Probioimmun
Ja, ist teuer. Der Nutzen von Mikroorganismen-Produkten wird nach aktuellem wissenschaftlichen Stand immer noch diskutiert. Das Zentek-Institut forscht da schon seit Jahren. Bakterien sind sehr vielseitige Organismen, die ihren Stoffwechsel oft in Abhängigkeit von ihrer Umwelt ( Futter, Wirtsreaktion) anpassen, ohne dass sich ihre Menge verändert.
Ist also die Frage, ob tatsächlich Milliarden Mikroorganismen-Stämme ( wie beim Probioimmun) dem Hund zugeführt werden müssen, wo positive Effekte auch bei nur 1 Million nachgewiesen wurden. Viel hilft nicht immer viel. Extreme sind im Normalfall nie gut und sollten lieber verhindert werden.

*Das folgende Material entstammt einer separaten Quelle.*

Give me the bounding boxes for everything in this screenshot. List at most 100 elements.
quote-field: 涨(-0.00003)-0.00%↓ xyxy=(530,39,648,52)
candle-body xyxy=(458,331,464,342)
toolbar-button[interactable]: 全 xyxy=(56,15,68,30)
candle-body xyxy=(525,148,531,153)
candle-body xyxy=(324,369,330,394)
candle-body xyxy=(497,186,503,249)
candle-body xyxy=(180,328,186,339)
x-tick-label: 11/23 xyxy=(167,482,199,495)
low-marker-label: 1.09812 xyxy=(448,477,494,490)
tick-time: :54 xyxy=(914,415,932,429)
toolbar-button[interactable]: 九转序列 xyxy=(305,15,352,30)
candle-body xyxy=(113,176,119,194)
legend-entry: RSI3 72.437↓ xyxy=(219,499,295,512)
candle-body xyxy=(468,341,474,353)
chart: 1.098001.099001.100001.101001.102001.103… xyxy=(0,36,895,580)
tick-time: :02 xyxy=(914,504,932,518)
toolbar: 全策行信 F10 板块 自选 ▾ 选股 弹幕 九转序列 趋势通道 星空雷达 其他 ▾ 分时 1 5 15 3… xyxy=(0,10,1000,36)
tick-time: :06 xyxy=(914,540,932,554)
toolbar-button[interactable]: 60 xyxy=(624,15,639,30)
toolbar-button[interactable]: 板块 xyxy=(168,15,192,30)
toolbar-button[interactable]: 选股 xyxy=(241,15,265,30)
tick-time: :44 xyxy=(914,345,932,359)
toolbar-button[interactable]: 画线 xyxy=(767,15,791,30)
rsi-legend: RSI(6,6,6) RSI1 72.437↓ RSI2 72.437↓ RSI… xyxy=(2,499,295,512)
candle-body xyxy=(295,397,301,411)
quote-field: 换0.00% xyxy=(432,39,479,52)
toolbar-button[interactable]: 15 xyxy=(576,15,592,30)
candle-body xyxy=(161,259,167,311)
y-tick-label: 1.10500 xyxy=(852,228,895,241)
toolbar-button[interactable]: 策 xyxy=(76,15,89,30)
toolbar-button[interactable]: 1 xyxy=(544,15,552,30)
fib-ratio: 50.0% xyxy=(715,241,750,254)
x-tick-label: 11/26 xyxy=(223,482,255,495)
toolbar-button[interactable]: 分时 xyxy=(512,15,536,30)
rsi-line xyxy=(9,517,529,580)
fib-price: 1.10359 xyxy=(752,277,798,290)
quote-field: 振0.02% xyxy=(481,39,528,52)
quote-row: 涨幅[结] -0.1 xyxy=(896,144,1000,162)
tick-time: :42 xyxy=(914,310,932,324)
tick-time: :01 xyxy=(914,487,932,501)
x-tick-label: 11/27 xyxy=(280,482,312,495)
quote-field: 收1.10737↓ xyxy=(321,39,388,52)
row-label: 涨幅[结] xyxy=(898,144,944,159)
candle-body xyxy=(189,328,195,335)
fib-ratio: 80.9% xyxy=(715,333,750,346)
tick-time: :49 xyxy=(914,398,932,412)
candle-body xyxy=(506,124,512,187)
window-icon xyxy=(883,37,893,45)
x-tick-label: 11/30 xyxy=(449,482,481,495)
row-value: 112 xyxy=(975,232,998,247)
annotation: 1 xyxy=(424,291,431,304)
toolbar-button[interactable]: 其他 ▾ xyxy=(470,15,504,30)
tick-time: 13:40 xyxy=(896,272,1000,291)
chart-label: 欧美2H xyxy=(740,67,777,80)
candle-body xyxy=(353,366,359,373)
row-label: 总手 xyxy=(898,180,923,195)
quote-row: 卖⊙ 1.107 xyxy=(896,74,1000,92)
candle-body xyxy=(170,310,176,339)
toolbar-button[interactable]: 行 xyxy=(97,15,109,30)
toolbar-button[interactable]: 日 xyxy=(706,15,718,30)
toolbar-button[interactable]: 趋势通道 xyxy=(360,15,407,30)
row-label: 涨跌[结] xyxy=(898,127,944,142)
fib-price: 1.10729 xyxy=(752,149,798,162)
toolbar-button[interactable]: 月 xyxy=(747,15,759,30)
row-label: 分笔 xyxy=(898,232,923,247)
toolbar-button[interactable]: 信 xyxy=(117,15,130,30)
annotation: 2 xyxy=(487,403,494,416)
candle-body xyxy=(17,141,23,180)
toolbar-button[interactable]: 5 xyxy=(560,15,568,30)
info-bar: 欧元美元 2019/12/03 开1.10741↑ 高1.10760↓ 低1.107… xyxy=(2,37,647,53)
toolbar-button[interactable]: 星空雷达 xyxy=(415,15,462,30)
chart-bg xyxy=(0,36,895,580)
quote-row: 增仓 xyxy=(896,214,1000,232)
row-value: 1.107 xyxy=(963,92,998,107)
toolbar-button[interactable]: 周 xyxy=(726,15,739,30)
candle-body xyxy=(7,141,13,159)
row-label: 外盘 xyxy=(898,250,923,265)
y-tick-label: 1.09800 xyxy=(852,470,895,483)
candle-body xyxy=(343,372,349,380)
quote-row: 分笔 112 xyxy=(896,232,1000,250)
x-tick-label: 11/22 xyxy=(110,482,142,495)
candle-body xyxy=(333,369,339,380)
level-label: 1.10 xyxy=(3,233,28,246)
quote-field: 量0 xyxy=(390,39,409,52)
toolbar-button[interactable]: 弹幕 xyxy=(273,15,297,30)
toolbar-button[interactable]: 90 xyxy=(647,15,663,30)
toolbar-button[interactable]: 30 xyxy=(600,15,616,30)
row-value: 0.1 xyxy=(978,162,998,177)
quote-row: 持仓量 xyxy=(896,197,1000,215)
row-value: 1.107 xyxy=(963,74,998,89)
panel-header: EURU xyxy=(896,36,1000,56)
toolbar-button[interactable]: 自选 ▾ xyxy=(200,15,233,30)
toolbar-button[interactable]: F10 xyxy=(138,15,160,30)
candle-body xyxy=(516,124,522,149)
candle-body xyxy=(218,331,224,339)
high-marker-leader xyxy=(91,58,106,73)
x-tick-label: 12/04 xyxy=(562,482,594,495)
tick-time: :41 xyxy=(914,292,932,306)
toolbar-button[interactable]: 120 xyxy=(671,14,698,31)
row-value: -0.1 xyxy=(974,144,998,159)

Unter anderem über ganz normale Lebensmittel, wie z.B. Sauermilchprodukte, Käse ( je älter, desto probiotischer!), Naturjoghurt, Kefir, Ayran, Lassi, aber auch Sauerkraut, Apfelessig, Naturmoor o.ä. Da muss man halt ein wenig austesten.
Ich würde wohl auch Mikroorganismen im natürlichen Verbund mit Nahrungsmittel einer Nahrungsergänzung vorziehen.
Wenn man ganz genau wissen will, was im Darm des Hundes vor sich geht, bieten die führenden Labore auch einen speziellen Dysbiose-Index an.